Message passing concurrency only, safe the raw threads.

Where shared mutable state can get you into trouble, you haven’t seen any real trouble until you have tried doing large scale development with raw threads. Raw threads give you shared state concurrency with all the troubles that sharing state brings with it. These problems can really kill your productivity and create hard to track down bugs. Message passing concurrency gives a less problematic alternative.  I would like my ideal language not to supply me with raw threads, but hide these (and lock free containers) these behind an abstraction layer that  provides message passing concurrency instead.

No class variable support.

As with shared state concurrency, class variables are shared essentially shared mutable state and shared mutable state is something that can be tricky to work with. There are a few basic rules for working with shared mutable state that come from object capability theory and from basics about testability of code. In essence class variables are not compatible with these rules.

No pointer arithmetic support

This for me is the thing I dislike most about C++. Pointer arithmetic will get you into trouble.
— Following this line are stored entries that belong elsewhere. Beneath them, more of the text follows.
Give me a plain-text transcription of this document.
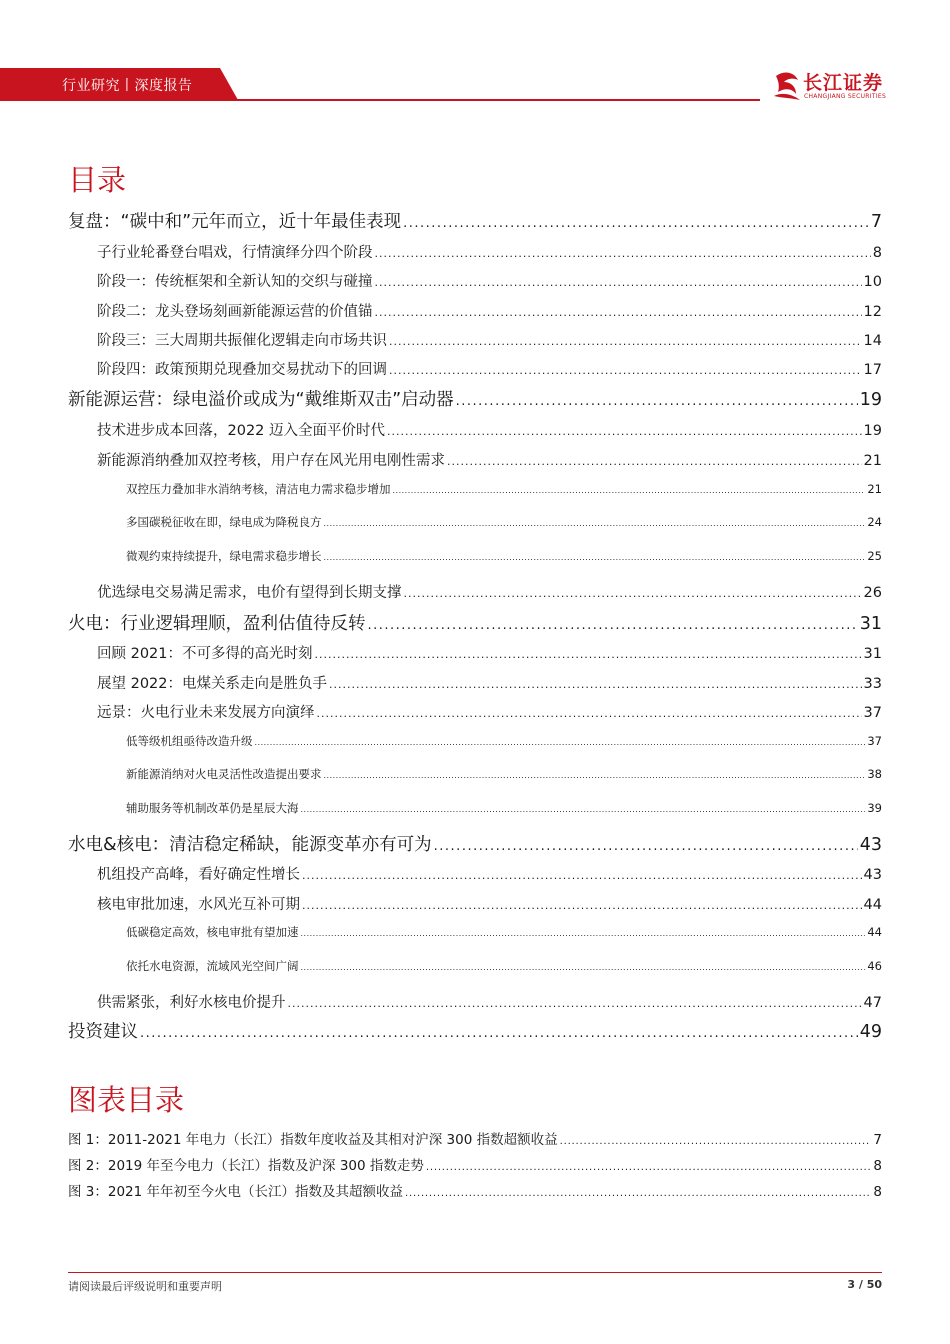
行业研究丨深度报告	长江证券
CHANGJIANG SECURITIES
目录
复盘：“碳中和”元年而立，近十年最佳表现 .....	7
子行业轮番登台唱戏，行情演绎分四个阶段 .....	8
阶段一：传统框架和全新认知的交织与碰撞 .....	10
阶段二：龙头登场刻画新能源运营的价值锚 .....	12
阶段三：三大周期共振催化逻辑走向市场共识 .....	14
阶段四：政策预期兑现叠加交易扰动下的回调 .....	17
新能源运营：绿电溢价或成为“戴维斯双击”启动器 .....	19
技术进步成本回落，2022 迈入全面平价时代 .....	19
新能源消纳叠加双控考核，用户存在风光用电刚性需求 .....	21
双控压力叠加非水消纳考核，清洁电力需求稳步增加 .....	21
多国碳税征收在即，绿电成为降税良方 .....	24
微观约束持续提升，绿电需求稳步增长 .....	25
优选绿电交易满足需求，电价有望得到长期支撑 .....	26
火电：行业逻辑理顺，盈利估值待反转 .....	31
回顾 2021：不可多得的高光时刻 .....	31
展望 2022：电煤关系走向是胜负手 .....	33
远景：火电行业未来发展方向演绎 .....	37
低等级机组亟待改造升级 .....	37
新能源消纳对火电灵活性改造提出要求 .....	38
辅助服务等机制改革仍是星辰大海 .....	39
水电&核电：清洁稳定稀缺，能源变革亦有可为 .....	43
机组投产高峰，看好确定性增长 .....	43
核电审批加速，水风光互补可期 .....	44
低碳稳定高效，核电审批有望加速 .....	44
依托水电资源，流域风光空间广阔 .....	46
供需紧张，利好水核电价提升 .....	47
投资建议 .....	49
图表目录
图 1：2011-2021 年电力（长江）指数年度收益及其相对沪深 300 指数超额收益 .....	7
图 2：2019 年至今电力（长江）指数及沪深 300 指数走势 .....	8
图 3：2021 年年初至今火电（长江）指数及其超额收益 .....	8
请阅读最后评级说明和重要声明	3 / 50
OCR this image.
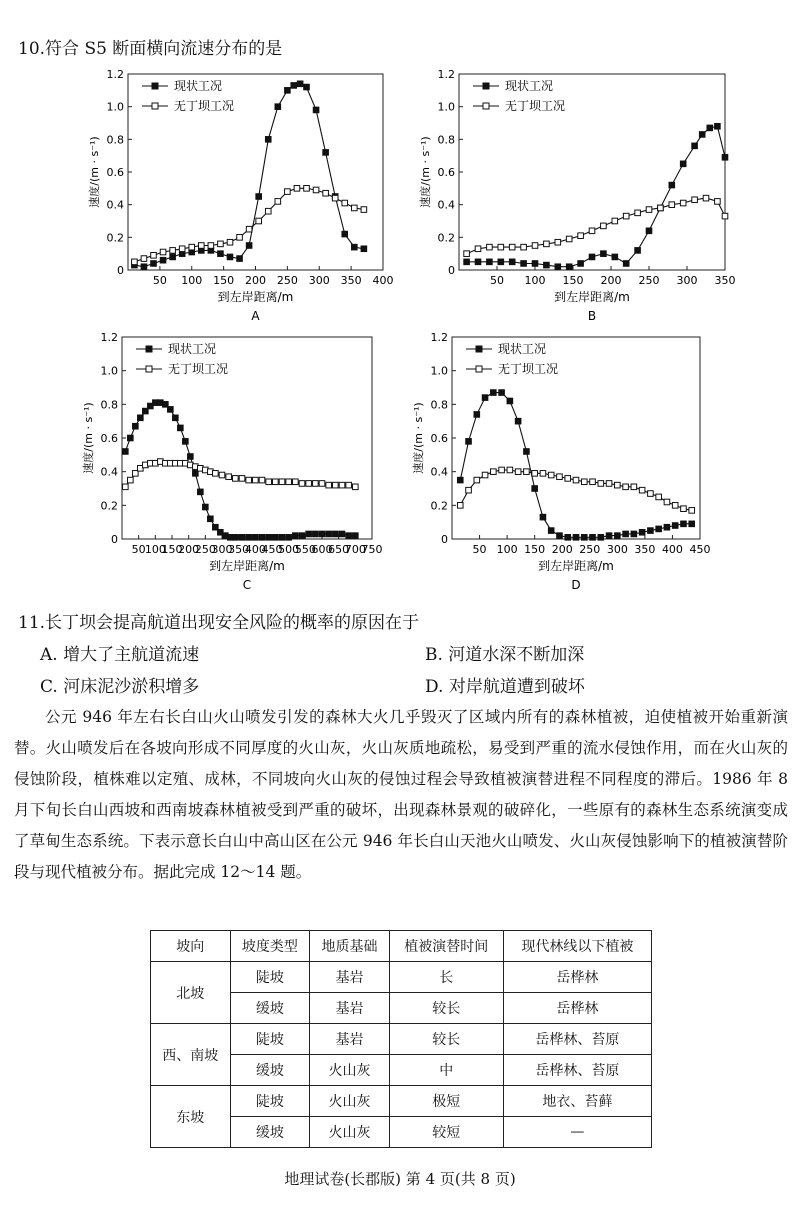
10.符合 S5 断面横向流速分布的是
0
0.2
0.4
0.6
0.8
1.0
1.2
50 100 150 200 250 300 350 400
到左岸距离/m
速度/(m · s⁻¹)
A
现状工况
无丁坝工况
0
0.2
0.4
0.6
0.8
1.0
1.2
50 100 150 200 250 300 350
到左岸距离/m
速度/(m · s⁻¹)
B
现状工况
无丁坝工况
0
0.2
0.4
0.6
0.8
1.0
1.2
50 100
150
200
250
300
350
400
450
500
550
600
650
700
750
到左岸距离/m
速度/(m · s⁻¹)
C
现状工况
无丁坝工况
0
0.2
0.4
0.6
0.8
1.0
1.2
50 100 150 200 250 300 350 400 450
到左岸距离/m
速度/(m · s⁻¹)
D
现状工况
无丁坝工况
11.长丁坝会提高航道出现安全风险的概率的原因在于
A. 增大了主航道流速	B. 河道水深不断加深
C. 河床泥沙淤积增多	D. 对岸航道遭到破坏

公元 946 年左右长白山火山喷发引发的森林大火几乎毁灭了区域内所有的森林植被，迫使植被开始重新演替。火山喷发后在各坡向形成不同厚度的火山灰，火山灰质地疏松，易受到严重的流水侵蚀作用，而在火山灰的侵蚀阶段，植株难以定殖、成林，不同坡向火山灰的侵蚀过程会导致植被演替进程不同程度的滞后。1986 年 8 月下旬长白山西坡和西南坡森林植被受到严重的破坏，出现森林景观的破碎化，一些原有的森林生态系统演变成了草甸生态系统。下表示意长白山中高山区在公元 946 年长白山天池火山喷发、火山灰侵蚀影响下的植被演替阶段与现代植被分布。据此完成 12～14 题。

坡向	坡度类型	地质基础	植被演替时间	现代林线以下植被
北坡	陡坡	基岩	长	岳桦林
	缓坡	基岩	较长	岳桦林
西、南坡	陡坡	基岩	较长	岳桦林、苔原
	缓坡	火山灰	中	岳桦林、苔原
东坡	陡坡	火山灰	极短	地衣、苔藓
	缓坡	火山灰	较短	—
地理试卷(长郡版) 第 4 页(共 8 页)
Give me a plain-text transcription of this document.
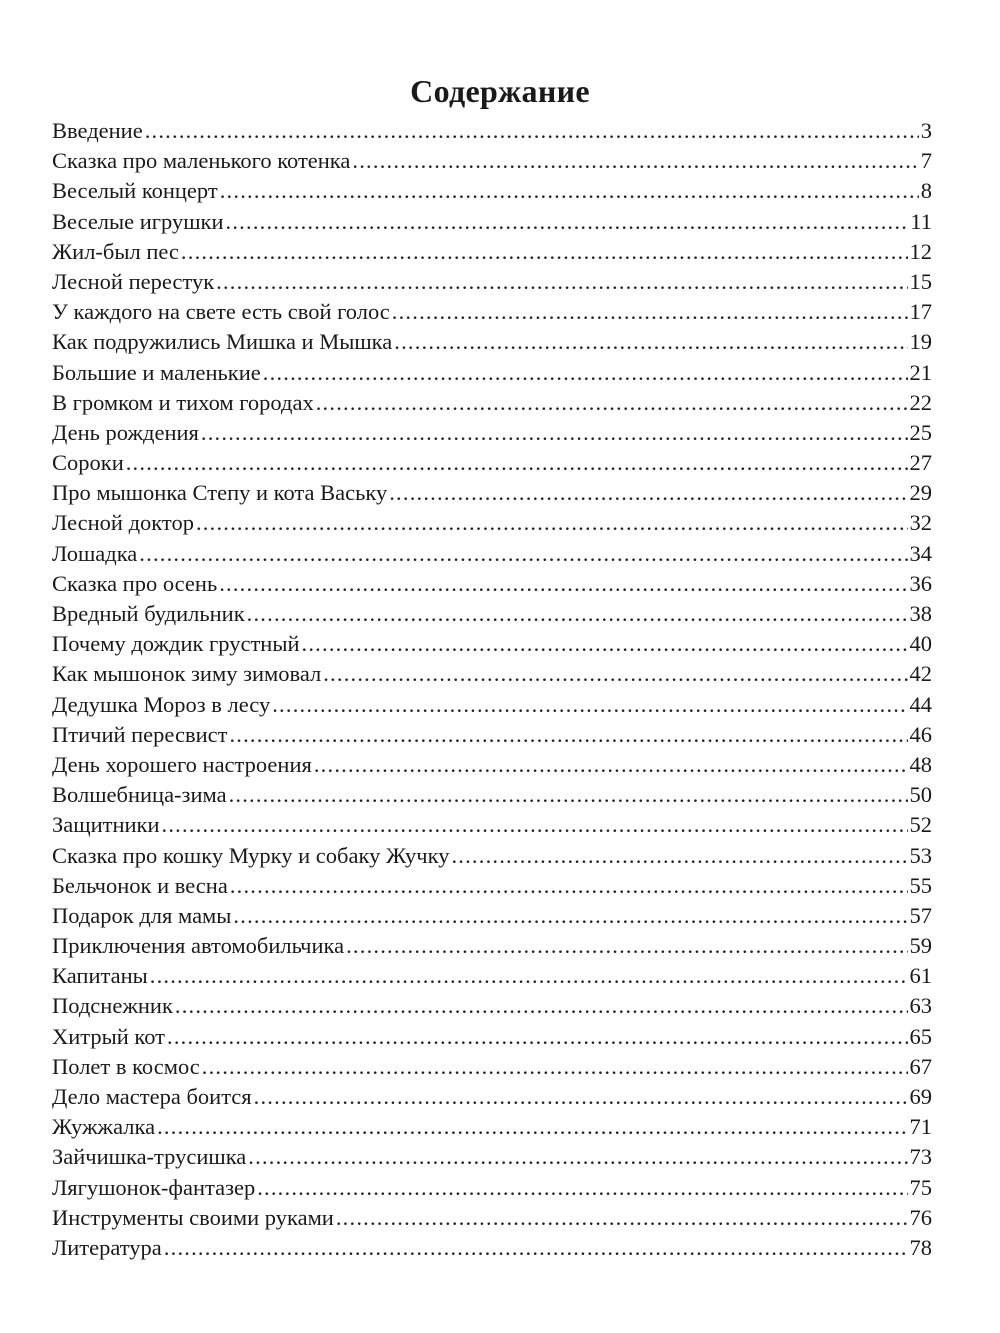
Содержание
Введение .....	3
Сказка про маленького котенка .....	7
Веселый концерт .....	8
Веселые игрушки .....	11
Жил-был пес .....	12
Лесной перестук .....	15
У каждого на свете есть свой голос .....	17
Как подружились Мишка и Мышка .....	19
Большие и маленькие .....	21
В громком и тихом городах .....	22
День рождения .....	25
Сороки .....	27
Про мышонка Степу и кота Ваську .....	29
Лесной доктор .....	32
Лошадка .....	34
Сказка про осень .....	36
Вредный будильник .....	38
Почему дождик грустный .....	40
Как мышонок зиму зимовал .....	42
Дедушка Мороз в лесу .....	44
Птичий пересвист .....	46
День хорошего настроения .....	48
Волшебница-зима .....	50
Защитники .....	52
Сказка про кошку Мурку и собаку Жучку .....	53
Бельчонок и весна .....	55
Подарок для мамы .....	57
Приключения автомобильчика .....	59
Капитаны .....	61
Подснежник .....	63
Хитрый кот .....	65
Полет в космос .....	67
Дело мастера боится .....	69
Жужжалка .....	71
Зайчишка-трусишка .....	73
Лягушонок-фантазер .....	75
Инструменты своими руками .....	76
Литература .....	78
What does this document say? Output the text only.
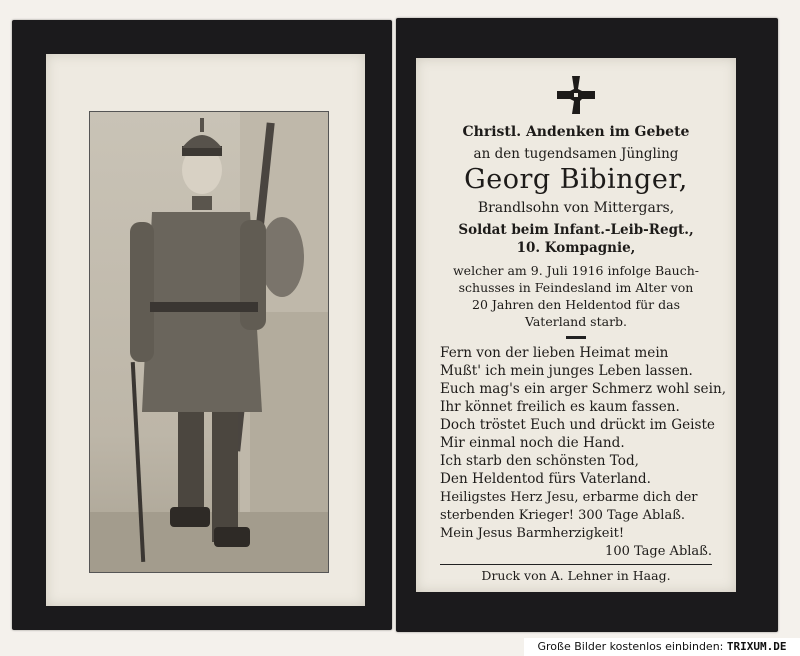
Christl. Andenken im Gebete
an den tugendsamen Jüngling
Georg Bibinger,
Brandlsohn von Mittergars,
Soldat beim Infant.-Leib-Regt.,
10. Kompagnie,
welcher am 9. Juli 1916 infolge Bauch-
schusses in Feindesland im Alter von
20 Jahren den Heldentod für das
Vaterland starb.
Fern von der lieben Heimat mein
Mußt' ich mein junges Leben lassen.
Euch mag's ein arger Schmerz wohl sein,
Ihr könnet freilich es kaum fassen.
Doch tröstet Euch und drückt im Geiste
Mir einmal noch die Hand.
Ich starb den schönsten Tod,
Den Heldentod fürs Vaterland.
Heiligstes Herz Jesu, erbarme dich der
sterbenden Krieger! 300 Tage Ablaß.
Mein Jesus Barmherzigkeit!
100 Tage Ablaß.
Druck von A. Lehner in Haag.
Große Bilder kostenlos einbinden: TRIXUM.DE
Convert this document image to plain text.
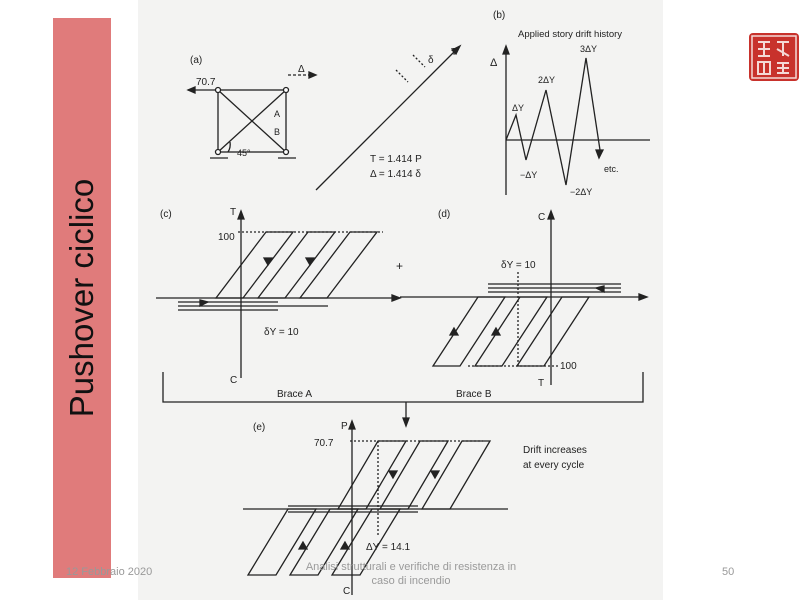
Pushover ciclico
(a)
70.7
Δ
A
B
45°
δ
T
T = 1.414 P
Δ = 1.414 δ
(b)
Applied story drift history
Δ
ΔY
2ΔY
3ΔY
−ΔY
−2ΔY
etc.
(c)	T
100
δY = 10
C
+
(d)	C
δY = 10
100
T
Brace A	Brace B
(e)	P
70.7
ΔY = 14.1
C
Drift increases
at every cycle
12 Febbraio 2020	Analisi strutturali e verifiche di resistenza in
caso di incendio
50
Its a tempting thing to use in C++, and thats why I don’t want it in my ideal language.  Its like one of those fattening ingredients on your pizza that you know is bad for you, but you have a graving for it so you take it.

No reflection or typeof

Reflection and typeof will let you get away with bad design, it will let you be more productive for the short haul, but bad design will in the end make you regret you took a shortcut and will make you pay for taking the shortcut many times over.

Fully ocap with persistent object support

The E-language, a language that I have used for smaller personal projects (Its quite impossible to convince my co-workers about this great but exotic language is worth investing serious time in), combines being fully OCAP (a sane subset of OO for building high integrity systems) and has support for persistent applications that survive system reboots without loosing state. The E-Language is fully compatible with my MinorFs project and allows for fitting least authority design into a multi granularity system design from the OS level up.  My Ideal language would take quite a few things from E. Its an amazing litle language that has gotten way to little press.

Co-worker compatible

A language could have all the ingredients above, a real project requires multiple people working on it. This means that the ideal language, other than E should be compatible with the often conservative views of co-workers with respect to investing in new technology.  The ideal language should be similar enough to languages my co-workers know (Java,C++,Python,C#,Delphi,Perl) to be acceptable to the conservative mind.

The above list to a point is just personal taste, but I believe its most about personal taste in priorities that for me are productivity and high integrity. My ideal language would allow me and my co-workers to write large scale high integrity systems with the highest possible productivity.